DeepCode tackles one of the trickiest issues of analyzing software applications, that of finding, prioritizing and repairing the worst-case vulnerabilities. Handling large datasets like that is possible because DeepCode is based on deep learning. To find the problems, the Draper-Boston University team equipped DeepCode with machine-learning algorithms that are capable of using natural, not synthetic, datasets, ensuring an approach that fits real-world situations.
Using real-world data is an advance on the current crop of static analyzers that rely on hard-coded rules to detect exploitable vulnerabilities in software, according to Rebecca Russell, a machine learning scientist at Draper and an author of a paper on the topic. “One of the biggest benefits of DeepCode is its ability to learn the patterns of vulnerabilities just from examples,” Russell said.

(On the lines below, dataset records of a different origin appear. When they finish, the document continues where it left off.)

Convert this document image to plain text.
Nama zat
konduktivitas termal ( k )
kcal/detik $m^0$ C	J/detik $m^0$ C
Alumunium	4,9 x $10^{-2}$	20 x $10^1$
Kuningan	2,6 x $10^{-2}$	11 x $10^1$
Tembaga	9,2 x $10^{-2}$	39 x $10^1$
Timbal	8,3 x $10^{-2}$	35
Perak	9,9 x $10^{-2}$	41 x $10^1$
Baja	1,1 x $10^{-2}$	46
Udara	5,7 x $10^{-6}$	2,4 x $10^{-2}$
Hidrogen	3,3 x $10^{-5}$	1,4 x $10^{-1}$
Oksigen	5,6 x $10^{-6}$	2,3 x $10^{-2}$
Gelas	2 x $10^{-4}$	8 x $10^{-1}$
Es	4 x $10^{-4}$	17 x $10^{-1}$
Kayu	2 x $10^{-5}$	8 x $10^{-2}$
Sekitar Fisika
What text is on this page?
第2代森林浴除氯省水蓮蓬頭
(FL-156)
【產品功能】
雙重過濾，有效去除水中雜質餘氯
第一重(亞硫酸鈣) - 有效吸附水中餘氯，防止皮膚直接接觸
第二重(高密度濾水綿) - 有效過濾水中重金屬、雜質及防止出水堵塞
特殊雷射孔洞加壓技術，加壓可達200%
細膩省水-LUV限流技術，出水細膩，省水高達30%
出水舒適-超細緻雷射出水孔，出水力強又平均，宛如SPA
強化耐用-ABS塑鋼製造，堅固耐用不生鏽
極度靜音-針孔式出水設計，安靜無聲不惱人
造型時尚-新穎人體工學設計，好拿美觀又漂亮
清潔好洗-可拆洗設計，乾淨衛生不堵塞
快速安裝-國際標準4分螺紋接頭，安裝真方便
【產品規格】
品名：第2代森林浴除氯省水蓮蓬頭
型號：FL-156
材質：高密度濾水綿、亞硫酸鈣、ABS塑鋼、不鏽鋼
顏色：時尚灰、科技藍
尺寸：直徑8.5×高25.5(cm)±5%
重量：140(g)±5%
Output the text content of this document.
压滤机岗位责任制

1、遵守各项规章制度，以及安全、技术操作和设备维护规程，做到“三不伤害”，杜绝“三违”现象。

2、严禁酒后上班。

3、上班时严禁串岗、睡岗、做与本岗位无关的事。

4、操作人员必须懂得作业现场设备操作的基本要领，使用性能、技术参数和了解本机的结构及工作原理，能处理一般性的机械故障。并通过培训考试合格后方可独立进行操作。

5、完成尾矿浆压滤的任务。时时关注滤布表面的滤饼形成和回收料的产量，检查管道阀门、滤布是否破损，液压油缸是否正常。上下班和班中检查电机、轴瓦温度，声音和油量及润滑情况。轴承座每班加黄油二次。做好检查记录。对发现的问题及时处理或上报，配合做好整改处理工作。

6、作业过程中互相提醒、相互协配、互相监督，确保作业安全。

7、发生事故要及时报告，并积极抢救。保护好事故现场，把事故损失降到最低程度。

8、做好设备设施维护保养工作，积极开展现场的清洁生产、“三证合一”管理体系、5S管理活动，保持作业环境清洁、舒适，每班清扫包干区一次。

Russell and her colleagues trained DeepCode on millions of open source C and C++ functions. They also compared it against three open source tools and found DeepCode was more accurate. The result of their efforts, described in an upcoming paper accepted at IEEE ICMLA 2018, is a fast and scalable vulnerability detection tool based on deep feature representation learning that directly interprets source code—a first, the researchers said.
A second paper—accepted for the 2018 NIPS conference and developed by a second Draper-Boston University team—describes DeepCode’s ability to automatically repair software vulnerabilities it finds. Specifically, the team employed generative adversarial networks (GANs), which are deep neural networks that pair two systems together that are able to train themselves without human supervision. A good example of GANs is its ability to generate new data based on the data set it has trained on—essentially, repairing bad source code using good source code as the ‘teacher.’

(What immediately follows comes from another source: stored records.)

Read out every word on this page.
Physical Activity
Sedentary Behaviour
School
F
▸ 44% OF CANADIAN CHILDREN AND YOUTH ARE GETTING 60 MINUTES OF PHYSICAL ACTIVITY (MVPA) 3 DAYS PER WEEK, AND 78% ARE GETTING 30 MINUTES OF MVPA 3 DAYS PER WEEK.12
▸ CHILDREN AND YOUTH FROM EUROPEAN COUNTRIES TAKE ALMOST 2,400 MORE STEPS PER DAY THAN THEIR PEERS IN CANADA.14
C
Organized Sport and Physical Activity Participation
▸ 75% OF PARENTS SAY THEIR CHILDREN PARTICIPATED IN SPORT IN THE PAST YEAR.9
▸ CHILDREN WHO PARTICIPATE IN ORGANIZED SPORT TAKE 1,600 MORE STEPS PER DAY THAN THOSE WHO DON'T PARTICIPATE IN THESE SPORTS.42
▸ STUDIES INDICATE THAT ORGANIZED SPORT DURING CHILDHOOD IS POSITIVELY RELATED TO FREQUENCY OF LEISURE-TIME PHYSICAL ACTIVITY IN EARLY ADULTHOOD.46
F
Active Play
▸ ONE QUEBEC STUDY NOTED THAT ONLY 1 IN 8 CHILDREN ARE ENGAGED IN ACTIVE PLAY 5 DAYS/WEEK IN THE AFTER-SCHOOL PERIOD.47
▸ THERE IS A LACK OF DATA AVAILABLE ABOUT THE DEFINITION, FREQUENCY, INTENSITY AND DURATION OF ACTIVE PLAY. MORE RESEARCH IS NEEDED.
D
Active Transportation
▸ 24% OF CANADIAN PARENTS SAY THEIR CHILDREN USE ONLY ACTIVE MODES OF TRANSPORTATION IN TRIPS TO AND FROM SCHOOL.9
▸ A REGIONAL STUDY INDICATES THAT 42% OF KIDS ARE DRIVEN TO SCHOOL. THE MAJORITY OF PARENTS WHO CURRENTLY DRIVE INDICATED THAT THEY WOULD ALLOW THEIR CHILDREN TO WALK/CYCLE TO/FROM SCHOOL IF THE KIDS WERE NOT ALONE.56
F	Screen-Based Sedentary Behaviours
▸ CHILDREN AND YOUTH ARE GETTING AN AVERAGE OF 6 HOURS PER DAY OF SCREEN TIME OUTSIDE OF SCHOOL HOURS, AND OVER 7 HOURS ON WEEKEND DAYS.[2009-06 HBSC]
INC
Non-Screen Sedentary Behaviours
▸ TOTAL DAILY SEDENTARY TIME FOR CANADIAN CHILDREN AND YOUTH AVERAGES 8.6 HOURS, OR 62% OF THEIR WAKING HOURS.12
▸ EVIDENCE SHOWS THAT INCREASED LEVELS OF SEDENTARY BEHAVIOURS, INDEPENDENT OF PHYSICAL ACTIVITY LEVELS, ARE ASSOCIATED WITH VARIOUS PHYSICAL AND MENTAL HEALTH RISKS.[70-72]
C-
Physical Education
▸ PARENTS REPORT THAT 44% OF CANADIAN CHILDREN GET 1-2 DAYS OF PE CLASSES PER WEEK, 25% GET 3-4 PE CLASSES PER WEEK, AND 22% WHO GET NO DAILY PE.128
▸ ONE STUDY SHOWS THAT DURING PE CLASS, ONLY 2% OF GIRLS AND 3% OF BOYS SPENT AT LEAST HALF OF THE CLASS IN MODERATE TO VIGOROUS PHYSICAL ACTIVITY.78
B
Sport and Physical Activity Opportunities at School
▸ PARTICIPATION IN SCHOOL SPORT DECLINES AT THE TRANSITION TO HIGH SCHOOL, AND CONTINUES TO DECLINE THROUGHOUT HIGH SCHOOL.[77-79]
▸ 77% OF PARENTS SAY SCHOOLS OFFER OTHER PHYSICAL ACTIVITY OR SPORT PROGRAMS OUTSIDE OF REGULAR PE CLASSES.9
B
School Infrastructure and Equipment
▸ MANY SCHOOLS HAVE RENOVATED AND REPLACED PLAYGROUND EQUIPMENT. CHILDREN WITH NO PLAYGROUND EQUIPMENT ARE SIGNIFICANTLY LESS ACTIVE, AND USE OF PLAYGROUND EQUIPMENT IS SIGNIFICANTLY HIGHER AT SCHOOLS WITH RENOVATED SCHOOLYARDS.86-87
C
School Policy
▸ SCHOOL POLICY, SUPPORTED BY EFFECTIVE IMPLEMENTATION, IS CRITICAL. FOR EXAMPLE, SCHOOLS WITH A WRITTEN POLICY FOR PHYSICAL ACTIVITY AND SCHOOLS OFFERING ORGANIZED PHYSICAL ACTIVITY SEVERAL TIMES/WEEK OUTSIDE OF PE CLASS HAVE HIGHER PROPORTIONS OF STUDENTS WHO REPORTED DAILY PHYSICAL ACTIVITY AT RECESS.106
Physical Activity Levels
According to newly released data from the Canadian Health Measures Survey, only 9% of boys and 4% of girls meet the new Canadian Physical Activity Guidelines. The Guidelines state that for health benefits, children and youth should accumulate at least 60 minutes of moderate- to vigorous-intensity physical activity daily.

“Using this approach, DeepCode can do what other repair systems can’t, which is to repair source code even when it doesn’t have labeled code pairs,” said Onur Ozdemir, a machine intelligence scientist at Draper and an author of the paper. “This type of ground-truth data is extremely hard to curate in real life and simply does not exist in large amounts enough to train deep learning models.”

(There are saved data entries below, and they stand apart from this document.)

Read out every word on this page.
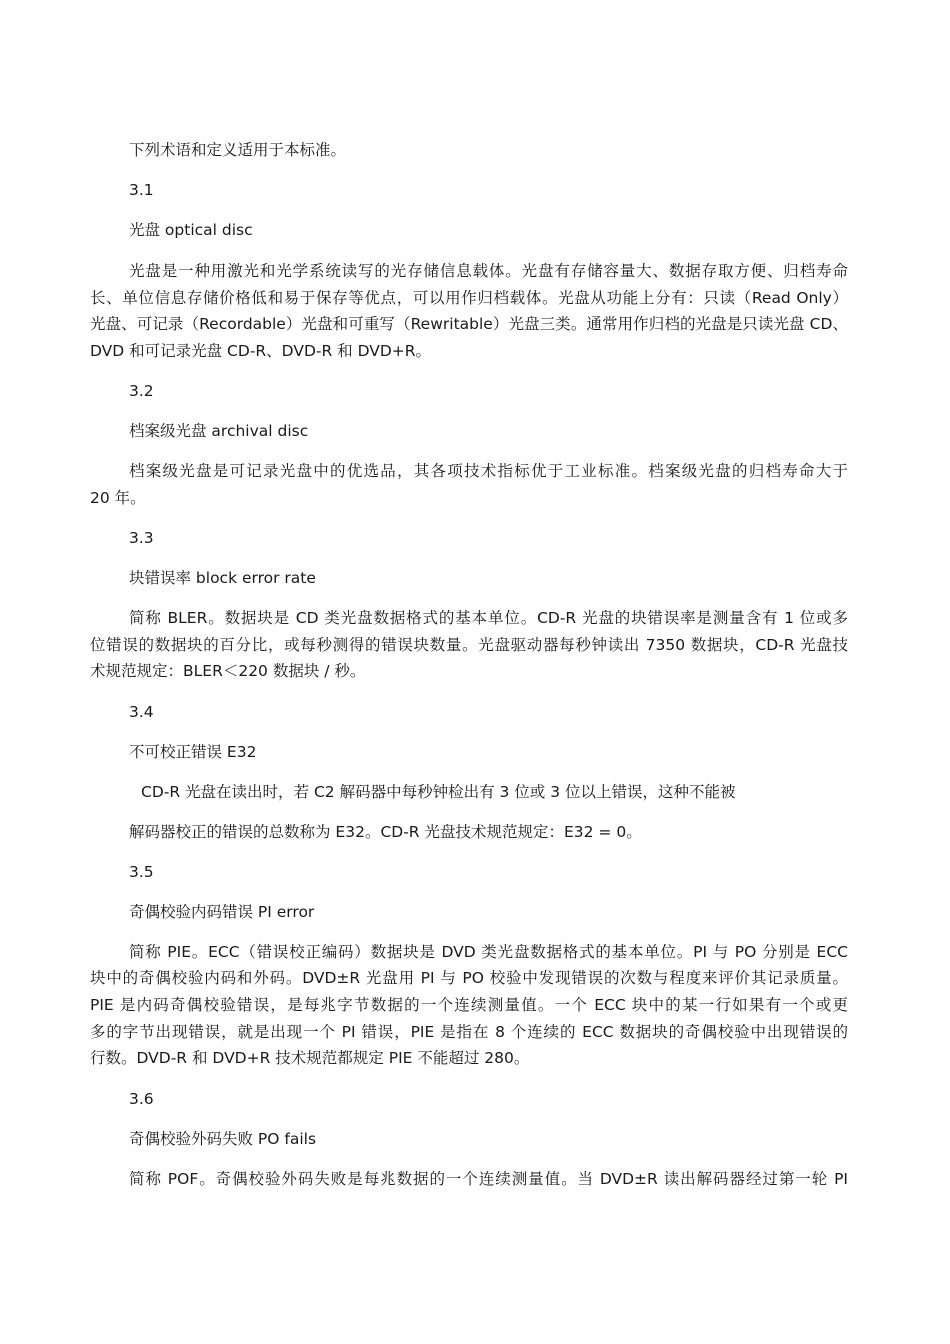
下列术语和定义适用于本标准。
3.1
光盘 optical disc
光盘是一种用激光和光学系统读写的光存储信息载体。光盘有存储容量大、数据存取方便、归档寿命
长、单位信息存储价格低和易于保存等优点，可以用作归档载体。光盘从功能上分有：只读（Read Only）
光盘、可记录（Recordable）光盘和可重写（Rewritable）光盘三类。通常用作归档的光盘是只读光盘 CD、
DVD 和可记录光盘 CD-R、DVD-R 和 DVD+R。
3.2
档案级光盘 archival disc
档案级光盘是可记录光盘中的优选品，其各项技术指标优于工业标准。档案级光盘的归档寿命大于
20 年。
3.3
块错误率 block error rate
简称 BLER。数据块是 CD 类光盘数据格式的基本单位。CD-R 光盘的块错误率是测量含有 1 位或多
位错误的数据块的百分比，或每秒测得的错误块数量。光盘驱动器每秒钟读出 7350 数据块，CD-R 光盘技
术规范规定：BLER＜220 数据块 / 秒。
3.4
不可校正错误 E32
CD-R 光盘在读出时，若 C2 解码器中每秒钟检出有 3 位或 3 位以上错误，这种不能被
解码器校正的错误的总数称为 E32。CD-R 光盘技术规范规定：E32 = 0。
3.5
奇偶校验内码错误 PI error
简称 PIE。ECC（错误校正编码）数据块是 DVD 类光盘数据格式的基本单位。PI 与 PO 分别是 ECC
块中的奇偶校验内码和外码。DVD±R 光盘用 PI 与 PO 校验中发现错误的次数与程度来评价其记录质量。
PIE 是内码奇偶校验错误，是每兆字节数据的一个连续测量值。一个 ECC 块中的某一行如果有一个或更
多的字节出现错误，就是出现一个 PI 错误，PIE 是指在 8 个连续的 ECC 数据块的奇偶校验中出现错误的
行数。DVD-R 和 DVD+R 技术规范都规定 PIE 不能超过 280。
3.6
奇偶校验外码失败 PO fails
简称 POF。奇偶校验外码失败是每兆数据的一个连续测量值。当 DVD±R 读出解码器经过第一轮 PI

Draper plans to continue developing DeepCode into a software program that can be deployed via a laptop in seconds—“and that’s a preferred scenario for customers who don’t want their software taken off-site for vulnerability detection and repair,” said Marc McConley, DeepCode’s technical director. DeepCode also suits customers with large, already-deployed software applications and databases, such as large enterprise customers in defense, the military, business and government.
“DeepCode can help you review code you already have and help prioritize your corrective actions. Realistically, a security analyst can only look at a subset of functions in a large, multimillion line codebase. DeepCode will flag the functions that most likely contain vulnerabilities—making for a much more efficient triage effort,” he said.
Funding for DeepCode was provided by the Air Force Research Laboratory and the DARPA Mining and Understanding Software Enclaves (MUSE) program.
Draper, which has amassed a large body of vulnerability, exploit, malware, rootkit and backdoor information, provides cyber security capabilities to commercial, government and nonprofit customers who are increasingly concerned about the next cyber threat. Draper has previously applied its multidisciplinary engineering capabilities to a variety of related programs including inherently secure processors; machine learning to combat online extremism, cyberbullying and other abuse of social media applications; and cryptographically encoded, high-bandwidth communications for UAVs.